SUGAWA.ID -Tiongkok kembali mengejutkan dunia dengan meluncurkan Agent Hospital, rumah sakit virtual dengan tenaga medis berbasis kecerdasan buatan (AI).
Di dalam Rumah Sakit Virtual itu terdapat lebih dari 40 “dokter AI” dan perawat digital yang mampu melakukan konsultasi, diagnosis, hingga perencanaan pengobatan.
Universitas Tsinghua yang mengembangkan teknologi ini mengklaim Rumah Sakit Virtual tersebut mampu menangani hingga 3.000 pasien per hari, jauh melampaui kapasitas dokter manusia pada umumnya.
Tujuan utama bukanlah menggantikan dokter, melainkan mendampingi. Di daerah terpencil yang minim tenaga medis, AI dapat memperluas akses dan mengurangi antrean pasien yang menumpuk.
Selain itu, rumah sakit virtual ini juga berfungsi sebagai laboratorium pendidikan, tempat mahasiswa kedokteran berlatih dalam simulasi tanpa risiko terhadap pasien nyata.
Ada tiga hal yang membuat inovasi ini menarik perhatian dunia kesehatan:
Efisiensi – Waktu diagnosis dan administrasi yang biasanya menguras energi dokter bisa dipangkas signifikan.
Akses untuk daerah terpencil – AI dapat menjangkau wilayah yang kekurangan tenaga medis, menutup kesenjangan layanan kesehatan.
Prediksi penyakit – Sistem mampu menganalisis data dalam jumlah besar untuk memprediksi tren kesehatan masyarakat, termasuk potensi wabah.
Namun, euforia ini dibarengi banyak catatan kritis. AI berpotensi melakukan kesalahan diagnosis (AI hallucination) yang bisa berakibat fatal jika tidak diawasi dokter manusia.
Privasi pasien juga dipertaruhkan: bagaimana data medis disimpan, siapa yang bertanggung jawab jika terjadi kebocoran?
Lebih jauh lagi, masyarakat mungkin merasa canggung mempercayakan kesehatannya pada “dokter digital” yang tidak punya empati.
Menurut Dr. Maria Hernández, Profesor Kedokteran di Universitas Barcelona, Rumah Sakit Virtual ini adalah terobosan luar biasa untuk meningkatkan akses kesehatan. Tapi sistem ini harus dijalankan dengan pengawasan manusia dan audit berkala.
“AI bisa membantu, tapi bukan menggantikan, karena dalam dunia nyata kesalahan sekecil apa pun bisa berakibat besar,” tuturnya.
Sementara Dr. Samuel Kim, Ahli Informatika Kesehatan dari Universitas Toronto menambahkan yang paling penting adalah integrasi.
“Jika AI diposisikan sebagai alat bantu, manfaatnya besar. Tapi tanpa regulasi jelas—siapa yang bertanggung jawab saat terjadi kesalahan—risikonya sangat tinggi. Pasien pun berhak memilih perawatan konvensional bila mereka tidak nyaman dengan AI,” paparnya.
Suara dari Indonesia
Menurut Dr. Tan Shot Yen, dokter dan pakar gizi masyarakat, teknologi medis seperti AI bisa jadi solusi untuk pemerataan layanan, tapi jangan dilihat sebagai jawaban instan.

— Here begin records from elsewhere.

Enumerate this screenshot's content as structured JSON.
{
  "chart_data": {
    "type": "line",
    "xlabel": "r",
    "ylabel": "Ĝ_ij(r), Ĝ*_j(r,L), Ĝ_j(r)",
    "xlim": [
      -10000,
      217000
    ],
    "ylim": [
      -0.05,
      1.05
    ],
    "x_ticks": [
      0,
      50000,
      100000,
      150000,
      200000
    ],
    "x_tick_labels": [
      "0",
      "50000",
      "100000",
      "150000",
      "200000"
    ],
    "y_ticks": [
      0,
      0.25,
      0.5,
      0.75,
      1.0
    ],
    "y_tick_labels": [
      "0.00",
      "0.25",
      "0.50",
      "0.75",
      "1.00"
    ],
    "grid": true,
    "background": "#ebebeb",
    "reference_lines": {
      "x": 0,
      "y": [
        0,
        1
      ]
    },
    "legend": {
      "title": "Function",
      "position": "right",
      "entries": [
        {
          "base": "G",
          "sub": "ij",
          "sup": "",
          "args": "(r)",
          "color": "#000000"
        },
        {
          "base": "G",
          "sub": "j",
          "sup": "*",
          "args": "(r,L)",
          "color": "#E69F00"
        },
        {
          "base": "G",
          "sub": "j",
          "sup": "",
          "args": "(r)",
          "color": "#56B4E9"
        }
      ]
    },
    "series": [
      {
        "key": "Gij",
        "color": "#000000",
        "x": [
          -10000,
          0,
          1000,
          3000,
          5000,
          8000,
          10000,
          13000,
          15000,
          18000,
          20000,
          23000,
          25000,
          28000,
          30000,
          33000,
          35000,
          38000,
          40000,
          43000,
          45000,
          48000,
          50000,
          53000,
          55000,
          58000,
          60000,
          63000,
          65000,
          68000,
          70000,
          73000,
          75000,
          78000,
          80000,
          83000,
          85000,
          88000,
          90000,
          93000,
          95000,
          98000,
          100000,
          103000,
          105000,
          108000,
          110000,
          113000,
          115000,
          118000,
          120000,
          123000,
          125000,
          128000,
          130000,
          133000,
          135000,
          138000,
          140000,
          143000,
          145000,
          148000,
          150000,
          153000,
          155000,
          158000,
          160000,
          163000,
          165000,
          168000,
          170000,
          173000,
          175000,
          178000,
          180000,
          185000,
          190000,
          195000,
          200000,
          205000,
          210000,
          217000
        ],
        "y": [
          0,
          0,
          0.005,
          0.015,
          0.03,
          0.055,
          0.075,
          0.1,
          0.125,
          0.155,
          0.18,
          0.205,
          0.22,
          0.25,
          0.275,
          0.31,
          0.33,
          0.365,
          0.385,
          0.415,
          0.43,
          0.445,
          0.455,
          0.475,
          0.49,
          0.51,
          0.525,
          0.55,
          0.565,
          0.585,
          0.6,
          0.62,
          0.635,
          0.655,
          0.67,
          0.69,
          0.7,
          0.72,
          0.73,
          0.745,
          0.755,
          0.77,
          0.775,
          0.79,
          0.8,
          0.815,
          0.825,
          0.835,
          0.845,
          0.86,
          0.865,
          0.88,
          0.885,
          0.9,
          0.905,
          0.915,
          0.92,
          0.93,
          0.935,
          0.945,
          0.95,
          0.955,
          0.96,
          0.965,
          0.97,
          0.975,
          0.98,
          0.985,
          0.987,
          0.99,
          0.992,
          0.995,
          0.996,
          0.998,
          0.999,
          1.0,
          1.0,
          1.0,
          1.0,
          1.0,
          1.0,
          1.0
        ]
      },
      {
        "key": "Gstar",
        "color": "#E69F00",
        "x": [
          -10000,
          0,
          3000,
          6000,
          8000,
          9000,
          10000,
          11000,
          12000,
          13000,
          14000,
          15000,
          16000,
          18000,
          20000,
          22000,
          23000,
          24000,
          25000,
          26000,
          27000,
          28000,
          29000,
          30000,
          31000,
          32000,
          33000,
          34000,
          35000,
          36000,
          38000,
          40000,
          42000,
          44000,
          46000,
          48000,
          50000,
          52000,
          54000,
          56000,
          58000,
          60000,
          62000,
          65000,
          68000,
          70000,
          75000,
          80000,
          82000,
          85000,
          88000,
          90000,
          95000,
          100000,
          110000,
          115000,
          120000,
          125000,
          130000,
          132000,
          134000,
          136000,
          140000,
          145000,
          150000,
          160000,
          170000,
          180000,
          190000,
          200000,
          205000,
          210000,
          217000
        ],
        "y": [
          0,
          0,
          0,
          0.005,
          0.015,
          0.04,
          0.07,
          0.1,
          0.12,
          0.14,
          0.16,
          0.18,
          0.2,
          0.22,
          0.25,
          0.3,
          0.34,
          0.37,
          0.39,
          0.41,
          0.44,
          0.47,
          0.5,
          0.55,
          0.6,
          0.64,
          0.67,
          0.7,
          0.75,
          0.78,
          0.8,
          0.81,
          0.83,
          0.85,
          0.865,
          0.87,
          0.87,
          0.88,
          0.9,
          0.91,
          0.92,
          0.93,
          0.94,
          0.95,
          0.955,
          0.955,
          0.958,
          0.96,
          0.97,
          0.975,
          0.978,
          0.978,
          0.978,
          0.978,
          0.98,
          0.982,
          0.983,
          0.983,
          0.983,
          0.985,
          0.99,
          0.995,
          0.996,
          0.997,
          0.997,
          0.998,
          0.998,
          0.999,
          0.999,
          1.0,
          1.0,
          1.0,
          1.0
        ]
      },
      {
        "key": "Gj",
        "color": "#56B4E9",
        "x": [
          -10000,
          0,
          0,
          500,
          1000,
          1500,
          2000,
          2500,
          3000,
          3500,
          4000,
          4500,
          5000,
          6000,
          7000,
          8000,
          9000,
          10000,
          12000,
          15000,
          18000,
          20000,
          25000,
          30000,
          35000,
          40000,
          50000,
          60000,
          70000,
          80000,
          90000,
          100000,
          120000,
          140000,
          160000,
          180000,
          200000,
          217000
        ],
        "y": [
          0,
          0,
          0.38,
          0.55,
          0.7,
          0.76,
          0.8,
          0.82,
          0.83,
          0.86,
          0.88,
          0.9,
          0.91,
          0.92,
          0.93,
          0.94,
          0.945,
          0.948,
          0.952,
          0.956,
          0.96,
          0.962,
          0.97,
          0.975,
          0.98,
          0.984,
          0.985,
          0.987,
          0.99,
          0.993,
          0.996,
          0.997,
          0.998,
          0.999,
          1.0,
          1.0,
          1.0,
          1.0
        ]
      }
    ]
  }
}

“Kita memang kekurangan dokter, terutama di pelosok. AI bisa membantu sebagai triase atau asisten, tapi jangan sampai menggantikan sentuhan manusia. Pasien butuh empati, komunikasi, dan rasa didengar, sesuatu yang belum bisa diberikan oleh algoritma,” katanya
Sementara itu, Prof. dr. Laksono Trisnantoro, ahli kebijakan kesehatan UGM, menekankan pentingnya kesiapan regulasi.
“Kalau Indonesia mau mengadopsi dokter AI, yang pertama disiapkan adalah sistem hukum dan etikanya. Siapa bertanggung jawab kalau ada kesalahan diagnosis? Jangan sampai kita terburu-buru hanya karena tergoda teknologi. Infrastruktur internet, literasi digital, hingga perlindungan data pasien juga harus kokoh terlebih dahulu,” argumennya.
Rumah sakit dengan dokter AI di Tiongkok mungkin terdengar seperti masa depan yang jauh, tetapi kenyataannya sudah hadir hari ini. Pertanyaannya: apakah Indonesia siap belajar dan menyusun regulasi agar teknologi semacam ini bisa diterapkan dengan aman? Jadi jangan terburu-buru, ia justru bisa menimbulkan masalah baru.